Nicht so am NIFFF! Halsbärte siehst du dort zwar auch (siehe 6), aber wenigstens wird dir das Warten nicht durch laute Werbung zur Hölle gemacht. Stattdessen erzählen dir die NIFFF-Präsentatoren alles über die Entstehungsgeschichte des Films, den du gleich sehen wirst. Und wenn du Glück hast, gibt der Regisseur oder die Regisseurin gleich selbst auf der Bühne Auskunft (siehe 7).
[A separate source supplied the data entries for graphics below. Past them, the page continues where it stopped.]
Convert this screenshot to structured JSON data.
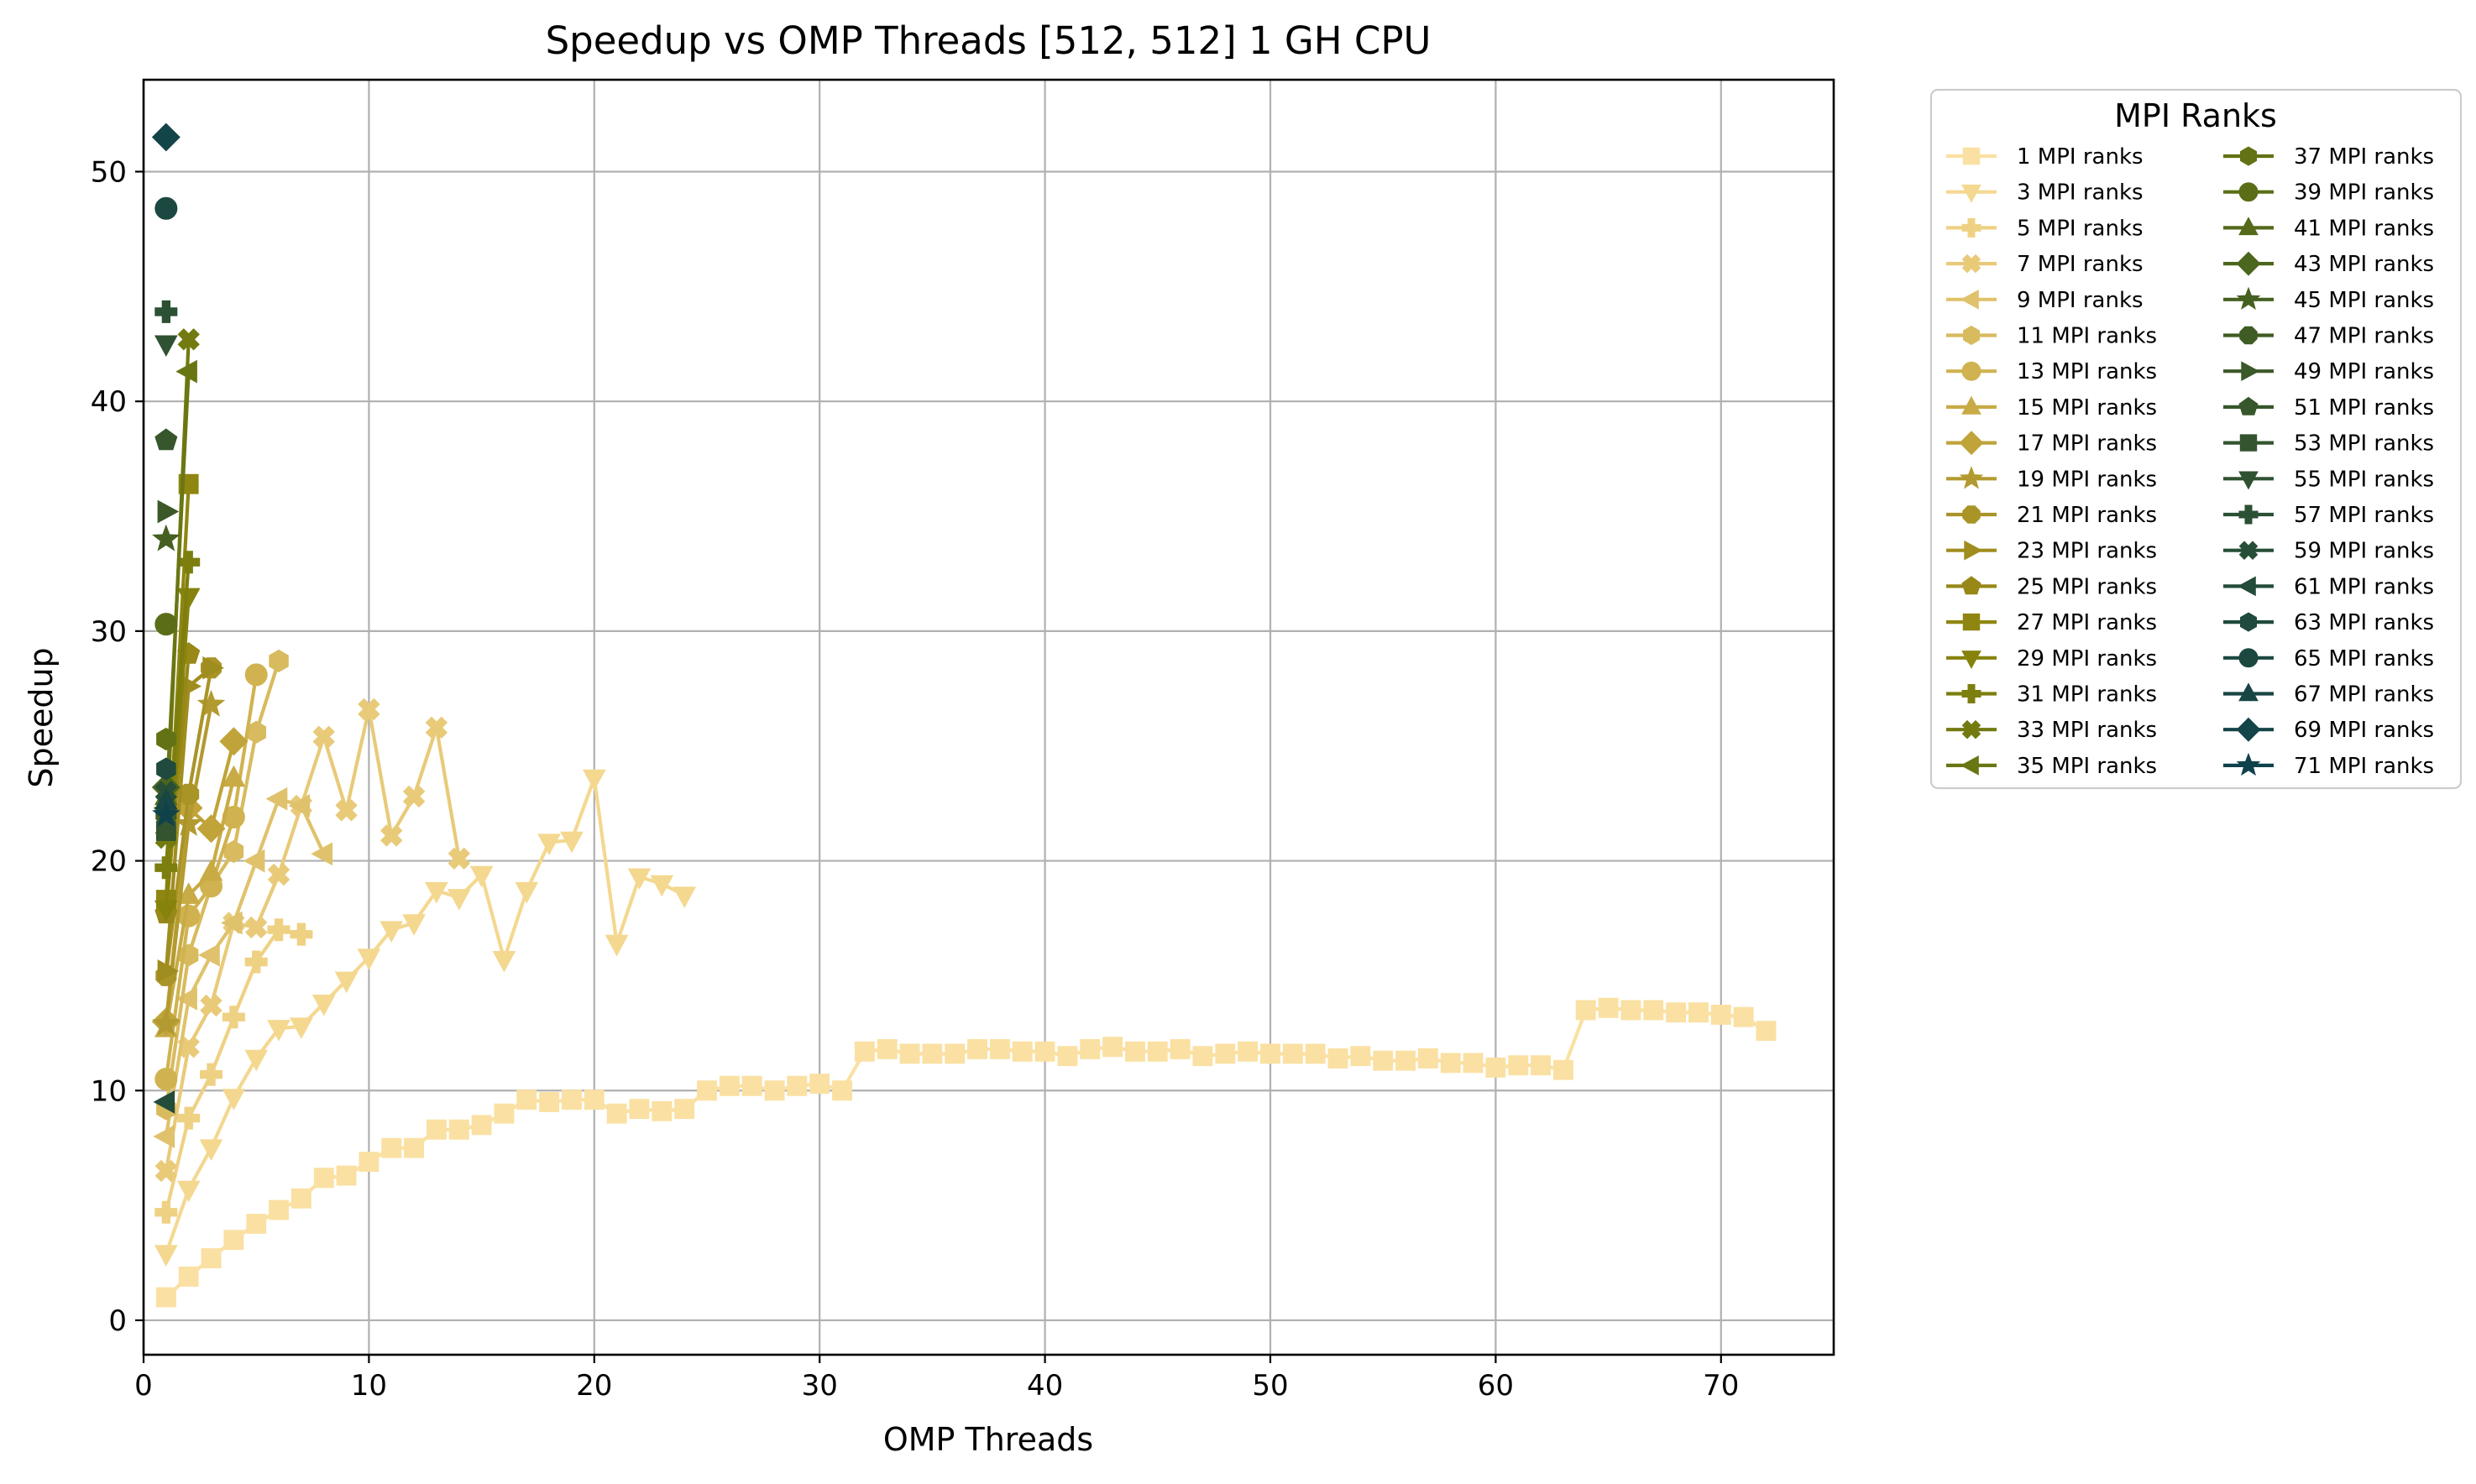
{
  "chart_data": {
    "type": "line",
    "title": "Speedup vs OMP Threads [512, 512] 1 GH CPU",
    "xlabel": "OMP Threads",
    "ylabel": "Speedup",
    "xlim": [
      0,
      75
    ],
    "ylim": [
      -1.5,
      54
    ],
    "xticks": [
      0,
      10,
      20,
      30,
      40,
      50,
      60,
      70
    ],
    "yticks": [
      0,
      10,
      20,
      30,
      40,
      50
    ],
    "grid": true,
    "legend": {
      "title": "MPI Ranks",
      "placement": "outside-right",
      "columns": 2
    },
    "series": [
      {
        "name": "1 MPI ranks",
        "color": "#fae0a2",
        "marker": "square",
        "x": [
          1,
          2,
          3,
          4,
          5,
          6,
          7,
          8,
          9,
          10,
          11,
          12,
          13,
          14,
          15,
          16,
          17,
          18,
          19,
          20,
          21,
          22,
          23,
          24,
          25,
          26,
          27,
          28,
          29,
          30,
          31,
          32,
          33,
          34,
          35,
          36,
          37,
          38,
          39,
          40,
          41,
          42,
          43,
          44,
          45,
          46,
          47,
          48,
          49,
          50,
          51,
          52,
          53,
          54,
          55,
          56,
          57,
          58,
          59,
          60,
          61,
          62,
          63,
          64,
          65,
          66,
          67,
          68,
          69,
          70,
          71,
          72
        ],
        "y": [
          1.0,
          1.9,
          2.7,
          3.5,
          4.2,
          4.8,
          5.3,
          6.2,
          6.3,
          6.9,
          7.5,
          7.5,
          8.3,
          8.3,
          8.5,
          9.0,
          9.6,
          9.5,
          9.6,
          9.6,
          9.0,
          9.2,
          9.1,
          9.2,
          10.0,
          10.2,
          10.2,
          10.0,
          10.2,
          10.3,
          10.0,
          11.7,
          11.8,
          11.6,
          11.6,
          11.6,
          11.8,
          11.8,
          11.7,
          11.7,
          11.5,
          11.8,
          11.9,
          11.7,
          11.7,
          11.8,
          11.5,
          11.6,
          11.7,
          11.6,
          11.6,
          11.6,
          11.4,
          11.5,
          11.3,
          11.3,
          11.4,
          11.2,
          11.2,
          11.0,
          11.1,
          11.1,
          10.9,
          13.5,
          13.6,
          13.5,
          13.5,
          13.4,
          13.4,
          13.3,
          13.2,
          12.6
        ]
      },
      {
        "name": "3 MPI ranks",
        "color": "#f4d890",
        "marker": "triangle-down",
        "x": [
          1,
          2,
          3,
          4,
          5,
          6,
          7,
          8,
          9,
          10,
          11,
          12,
          13,
          14,
          15,
          16,
          17,
          18,
          19,
          20,
          21,
          22,
          23,
          24
        ],
        "y": [
          2.9,
          5.7,
          7.5,
          9.7,
          11.4,
          12.7,
          12.8,
          13.8,
          14.8,
          15.8,
          17.0,
          17.3,
          18.7,
          18.4,
          19.4,
          15.7,
          18.7,
          20.8,
          20.9,
          23.6,
          16.4,
          19.3,
          19.0,
          18.5
        ]
      },
      {
        "name": "5 MPI ranks",
        "color": "#efd184",
        "marker": "plus",
        "x": [
          1,
          2,
          3,
          4,
          5,
          6,
          7
        ],
        "y": [
          4.7,
          8.8,
          10.7,
          13.2,
          15.6,
          17.0,
          16.8
        ]
      },
      {
        "name": "7 MPI ranks",
        "color": "#e8ca79",
        "marker": "x-filled",
        "x": [
          1,
          2,
          3,
          4,
          5,
          6,
          7,
          8,
          9,
          10,
          11,
          12,
          13,
          14
        ],
        "y": [
          6.5,
          11.9,
          13.7,
          17.3,
          17.1,
          19.4,
          22.4,
          25.4,
          22.2,
          26.6,
          21.1,
          22.8,
          25.8,
          20.1
        ]
      },
      {
        "name": "9 MPI ranks",
        "color": "#e0c26c",
        "marker": "triangle-left",
        "x": [
          1,
          2,
          3,
          4,
          5,
          6,
          7,
          8
        ],
        "y": [
          8.0,
          14.0,
          15.9,
          17.3,
          20.0,
          22.7,
          22.4,
          20.3
        ]
      },
      {
        "name": "11 MPI ranks",
        "color": "#d8bb5e",
        "marker": "hexagon",
        "x": [
          1,
          2,
          3,
          4,
          5,
          6
        ],
        "y": [
          9.2,
          15.9,
          18.9,
          20.4,
          25.6,
          28.7
        ]
      },
      {
        "name": "13 MPI ranks",
        "color": "#d0b350",
        "marker": "circle",
        "x": [
          1,
          2,
          3,
          4,
          5
        ],
        "y": [
          10.5,
          17.6,
          18.9,
          21.9,
          28.1
        ]
      },
      {
        "name": "15 MPI ranks",
        "color": "#c8ab45",
        "marker": "triangle-up",
        "x": [
          1,
          2,
          3,
          4
        ],
        "y": [
          12.7,
          18.5,
          19.5,
          23.6
        ]
      },
      {
        "name": "17 MPI ranks",
        "color": "#c0a43a",
        "marker": "diamond",
        "x": [
          1,
          2,
          3,
          4
        ],
        "y": [
          13.0,
          22.3,
          21.4,
          25.2
        ]
      },
      {
        "name": "19 MPI ranks",
        "color": "#b39a30",
        "marker": "star",
        "x": [
          1,
          2,
          3
        ],
        "y": [
          12.9,
          21.6,
          26.8
        ]
      },
      {
        "name": "21 MPI ranks",
        "color": "#a99427",
        "marker": "octagon",
        "x": [
          1,
          2,
          3
        ],
        "y": [
          15.0,
          22.9,
          28.4
        ]
      },
      {
        "name": "23 MPI ranks",
        "color": "#a08d1f",
        "marker": "triangle-right",
        "x": [
          1,
          2,
          3
        ],
        "y": [
          15.2,
          27.6,
          28.4
        ]
      },
      {
        "name": "25 MPI ranks",
        "color": "#978817",
        "marker": "pentagon",
        "x": [
          1,
          2
        ],
        "y": [
          17.7,
          29.0
        ]
      },
      {
        "name": "27 MPI ranks",
        "color": "#8f8611",
        "marker": "square",
        "x": [
          1,
          2
        ],
        "y": [
          18.3,
          36.4
        ]
      },
      {
        "name": "29 MPI ranks",
        "color": "#86820c",
        "marker": "triangle-down",
        "x": [
          1,
          2
        ],
        "y": [
          17.9,
          31.5
        ]
      },
      {
        "name": "31 MPI ranks",
        "color": "#7c7e0e",
        "marker": "plus",
        "x": [
          1,
          2
        ],
        "y": [
          19.7,
          33.0
        ]
      },
      {
        "name": "33 MPI ranks",
        "color": "#727a10",
        "marker": "x-filled",
        "x": [
          1,
          2
        ],
        "y": [
          21.0,
          42.7
        ]
      },
      {
        "name": "35 MPI ranks",
        "color": "#6a7612",
        "marker": "triangle-left",
        "x": [
          1,
          2
        ],
        "y": [
          22.3,
          41.3
        ]
      },
      {
        "name": "37 MPI ranks",
        "color": "#627214",
        "marker": "hexagon",
        "x": [
          1
        ],
        "y": [
          25.3
        ]
      },
      {
        "name": "39 MPI ranks",
        "color": "#5b6e17",
        "marker": "circle",
        "x": [
          1
        ],
        "y": [
          30.3
        ]
      },
      {
        "name": "41 MPI ranks",
        "color": "#546a1a",
        "marker": "triangle-up",
        "x": [
          1
        ],
        "y": [
          22.8
        ]
      },
      {
        "name": "43 MPI ranks",
        "color": "#4b661d",
        "marker": "diamond",
        "x": [
          1
        ],
        "y": [
          23.2
        ]
      },
      {
        "name": "45 MPI ranks",
        "color": "#456020",
        "marker": "star",
        "x": [
          1
        ],
        "y": [
          34.0
        ]
      },
      {
        "name": "47 MPI ranks",
        "color": "#3f5c24",
        "marker": "octagon",
        "x": [
          1
        ],
        "y": [
          22.0
        ]
      },
      {
        "name": "49 MPI ranks",
        "color": "#3b5828",
        "marker": "triangle-right",
        "x": [
          1
        ],
        "y": [
          35.2
        ]
      },
      {
        "name": "51 MPI ranks",
        "color": "#37562c",
        "marker": "pentagon",
        "x": [
          1
        ],
        "y": [
          38.3
        ]
      },
      {
        "name": "53 MPI ranks",
        "color": "#33542f",
        "marker": "square",
        "x": [
          1
        ],
        "y": [
          21.3
        ]
      },
      {
        "name": "55 MPI ranks",
        "color": "#2f5232",
        "marker": "triangle-down",
        "x": [
          1
        ],
        "y": [
          42.5
        ]
      },
      {
        "name": "57 MPI ranks",
        "color": "#2b5034",
        "marker": "plus",
        "x": [
          1
        ],
        "y": [
          43.9
        ]
      },
      {
        "name": "59 MPI ranks",
        "color": "#274e37",
        "marker": "x-filled",
        "x": [
          1
        ],
        "y": [
          23.0
        ]
      },
      {
        "name": "61 MPI ranks",
        "color": "#234c3a",
        "marker": "triangle-left",
        "x": [
          1
        ],
        "y": [
          9.5
        ]
      },
      {
        "name": "63 MPI ranks",
        "color": "#1f4a3d",
        "marker": "hexagon",
        "x": [
          1
        ],
        "y": [
          24.0
        ]
      },
      {
        "name": "65 MPI ranks",
        "color": "#1b4840",
        "marker": "circle",
        "x": [
          1
        ],
        "y": [
          48.4
        ]
      },
      {
        "name": "67 MPI ranks",
        "color": "#174644",
        "marker": "triangle-up",
        "x": [
          1
        ],
        "y": [
          22.6
        ]
      },
      {
        "name": "69 MPI ranks",
        "color": "#134448",
        "marker": "diamond",
        "x": [
          1
        ],
        "y": [
          51.5
        ]
      },
      {
        "name": "71 MPI ranks",
        "color": "#10424b",
        "marker": "star",
        "x": [
          1
        ],
        "y": [
          22.0
        ]
      }
    ]
  }
}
5: Was unmittelbar vor dem Film passiert
Das oben war gelogen, zumindest ein wenig: Auch am NIFFF wird vor dem Film Werbung gezeigt. Aber das Publikum hat einen Weg gefunden, selbst das noch erträglich zu machen. Im Lauf des einwöchigen Festivals entwickelt die Schwarmintelligenz alljährlich wilde Call-and-Response-Muster und laute Rufe, die an einer bestimmten Stelle der Reklame fällig sind.
Der Trailer für den «Film de minuit» des Westschweizer Fernsehens RTS (links) wird zum Beispiel seit Jahren von kollektivem Gruselgelächter an der immer gleichen Stelle begleitet (am Ende, wenn die gut gekleideten Skelette auf das Haus zulaufen). Es ist sehr lustig.
6: Das Publikum
Von Winston Churchill ist das Zitat überliefert: «Festivals wären etwas Schönes, wenn es bloss das Publikum nicht gäbe.» Der Mann hatte Recht – mit Ausnahme des NIFFF. Hier treffen jedes Jahr hartgesottene Gorehounds auf Einheimische, dich sich einen schönen Kinoabend machen wollen und keine Ahnung haben, dass sie gleich einen Film sehen werden, in dem ein Mann seinen eigenen Kopf isst.
Ok, das war übertrieben: Niemand kann seinen eigenen Kopf essen. Aber das ändert nichts daran, dass die Stimmung am NIFFF dem Festival-Fokus entsprechend fantastisch ist. Das Churchill-Zitat ist übrigens frei erfunden.
7: Die Gäste
Unters Festival-Publikum mischen sich am NIFFF jedes Jahr prominente internationale Filmschaffende. 2017 reist zum Beispiel der japanische Non-Stop-Regissuer Takashi Miike («Audition») als Ehrengast nach Neuchâtel. Er hat mit «Blade of the Immortal» eben seinen 100. Film gedreht hat und stellt ihn am Festival vor. Zuvor kannst du Miike an einer öffentlichen Podiumsdiskussion persönlich fragen, mit wie wenig Schlaf einer auskommen muss, wenn er bis zu acht Filme im Jahr dreht.
Am letzten NIFFF war übrigens John Carpenter zu sehen, der live auf der Bühne seine Synthesizer-Soundtracks spielte. Auch das war toll.